Immune evasion genes help human cytomegalovirus (HCMV) establish lifelong persistence. Without immune pressure, laboratory-adapted HCMV strains have undergone genetic alterations. Among these, the deletion of the U L/ b’ domain is associated with loss of virulence. In a screen of U L/ b’, we identified pUL135 as a protein responsible for the characteristic cytopathic effect of clinical HCMV strains that also protected from natural killer (NK) and T cell attack. pUL135 interacted directly with abl interactor 1 (ABI1) and ABI2 to recruit the WAVE2 regulatory complex to the plasma membrane, remodel the actin cytoskeleton and dramatically reduce the efficiency of immune synapse (IS) formation. An intimate association between F-actin filaments in target cells and the IS was dispelled by pUL135 expression. Thus, F-actin in target cells plays a critical role in synaptogenesis, and this can be exploited by pathogens to protect against cytotoxic immune effector cells. An independent interaction between pUL135 and talin disrupted cell contacts with the extracellular matrix.

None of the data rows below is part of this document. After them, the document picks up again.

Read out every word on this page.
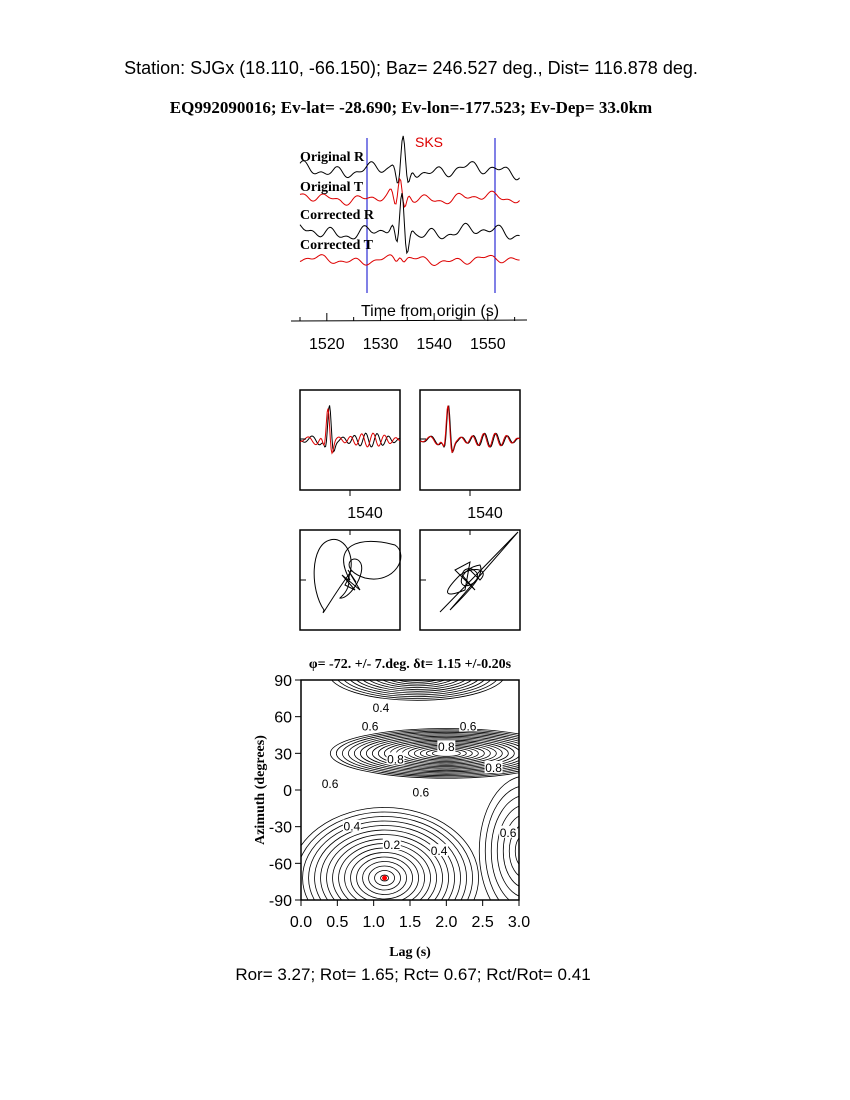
Station: SJGx (18.110, -66.150); Baz= 246.527 deg., Dist= 116.878 deg.
EQ992090016; Ev-lat= -28.690; Ev-lon=-177.523; Ev-Dep= 33.0km
SKS
Original R
Original T
Corrected R
Corrected T
Time from origin (s)
1520 1530 1540 1550
1540	1540
0.4
0.6	0.6
0.8
0.8
0.8
0.6
0.6
0.4
0.2	0.4
0.6
φ= -72. +/- 7.deg. δt= 1.15 +/-0.20s
0.0 0.5 1.0 1.5 2.0 2.5 3.0
90
60
30
0
-30
-60
-90
Azimuth (degrees)
Lag (s)
Ror= 3.27; Rot= 1.65; Rct= 0.67; Rct/Rot= 0.41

HCMV UL135 functions during productive infection in order to evade NK and T cells
UL135 promotes actin depolymerization and suppresses cytoskeletal remodelling
UL135 interacts with ABI1 and ABI2 to relocalize the actin regulatory WAVE2 complex
ABI1/2 binding impairs immunological synapse formation to inhibit NK and T cell killing
Viruses like human cytomegalovirus (HCMV) must evade immune responses in order to establish persistent infection. Stanton et al. identify an HCMV immune evasion strategy whereby the viral protein UL135 modifies the actin cytoskeleton in the infected cell in order to prevent immune cells from forming an immune synapse, thus subverting NK and T cell killing.